The evidence and testimony from Canadian agricultural stakeholders is compelling, and if we are to assist our food and agricultural industry at every level, their calls must evoke a favourable response on the part of the government to address this issue.
It is the government's responsibility to ensure that our Canadian agricultural industry meets its international competition on equal footing in the marketplace. This motion is a very clear call for the Canadian government to meet that responsibility on this pressing issue.
It goes without saying that when considering such an effort toward greater regulatory harmonization, we know that it is imperative that it not in any way diminish or compromise the integrity of Canadian health and safety standards, standards that protect our health and our environment.
The key is that we work toward reducing the costly repetition and replication of scientific research and data developed in other countries in order for it to be made accessible here in Canada, and consequently move to hasten the licensing of production management tools, processes and inputs for Canadian farmers.
I believe that this motion strikes an appropriate balance in taking into account considerations of Canadian sovereignty, while advocating for a common sense approach to harmonization in scientific, research and agricultural regulatory approval processes that would allow Canadian producers to be more competitive.
It is essential that the government send a clear signal to Canadian farmers that this Parliament stands with them and that we want to take every reasonable and responsible measure, and opportunity within our power as parliamentarians to enable them to compete on more equal footing in the global market.
I would like to commend the member for Lambton—Kent—Middlesex for taking leadership on this issue from the backbenches of the government side of the House because admittedly, as has been said in this House by the Liberal critic for agriculture and agri-food, the member for Malpeque, the Minister of Agriculture has been missing in action on this critical issue for some time.
The primary goal of the motion, as has been detailed, is to permit Canadian authorities to more quickly approve products in Canada, that have already been approved for use in other countries, for use in Canada, should those countries' regulatory processes, and their science and research methods employed toward producing the data, be considered equivalent to those of the Canadian system.
As our shared experiences listening to the testimony on the standing at the committee for agriculture and agri-food have shown, this is an absolutely sensible, practical solution for the Canadian agricultural industry. I trust that the House will endorse this worthwhile goal.
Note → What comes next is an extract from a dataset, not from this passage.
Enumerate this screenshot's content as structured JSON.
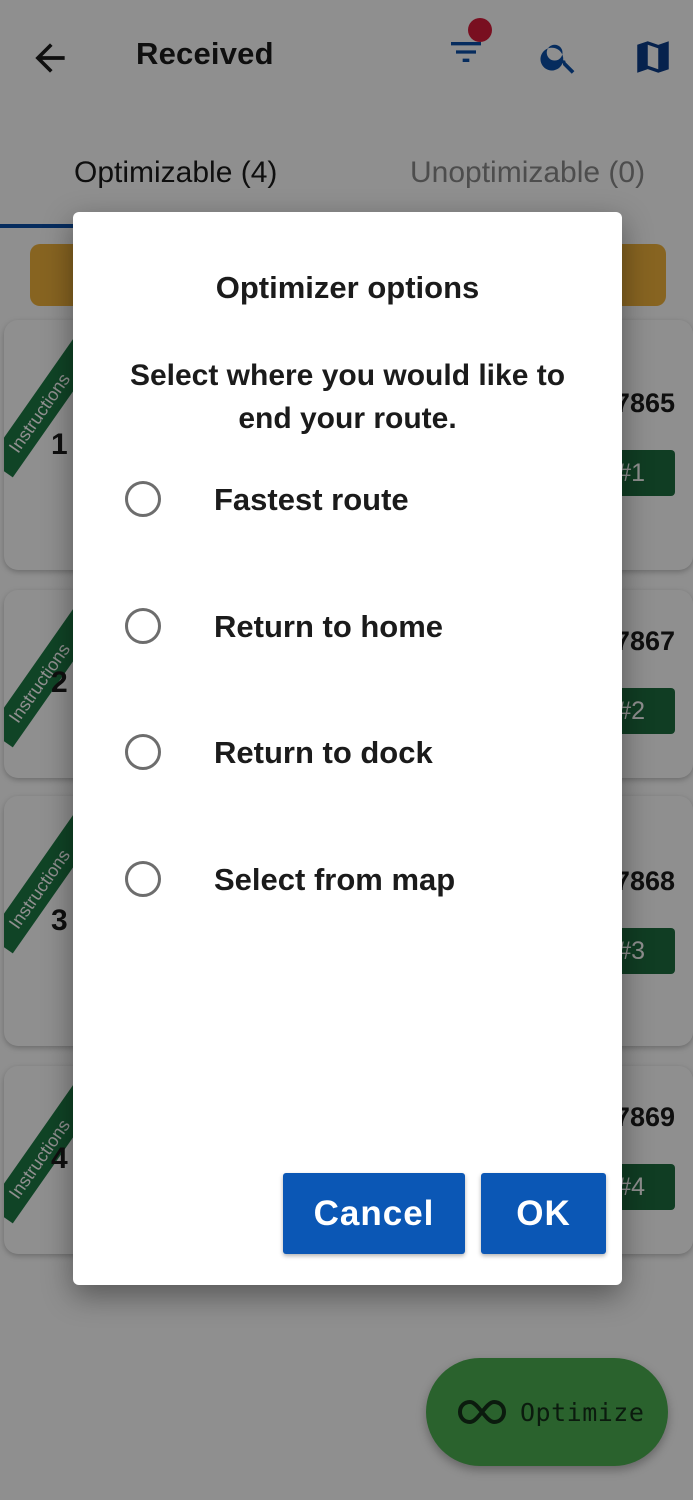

The member for Lambton—Kent—Middlesex has suggested at committee, and is urging the government though this motion, that the relevant Canadian agricultural regulatory institutions, such as the Canadian Food Inspection Agency, the Pest Management Regulatory Agency and Health Canada accept or apply the equivalent scientific research and agriculture regulatory approval processes of other countries with whom we engage in reciprocal trade and whose processes themselves, as a condition, have recognized satisfactory and acceptable regulatory and research institutions worthy of our confidence.
The one proviso of course, as I described, is that the processes and products do not in any way compromise or diminish Canadian health standards, but we must recognize that the duplication of similar processes costs our agricultural industry hundreds of millions through inefficiencies and the government must address this through substantive action.
The motion, if approved, as has been said in the House previously, would be an expression that this House considers foreign science to be equivalent to Canadian science. Regulatory agencies and other departments engaged in the agriculture and agri-food industries of Canada would be encouraged to accept scientific research from foreign countries as part of their regulatory submissions, thereby expediting the approval process.
Another consequence of this is that it would encourage the emergence of applications for approval in Canada by foreign agricultural suppliers for their products. The point here is, let us be clear, and I am quoting the Liberal agriculture critic who could not have said it more clearly:
One of the problems that is not allowing our producers to be competitive is that the products that come in from all over the world do not meet the same requirements that Canadian producers must meet but it ends up on our grocery store shelves.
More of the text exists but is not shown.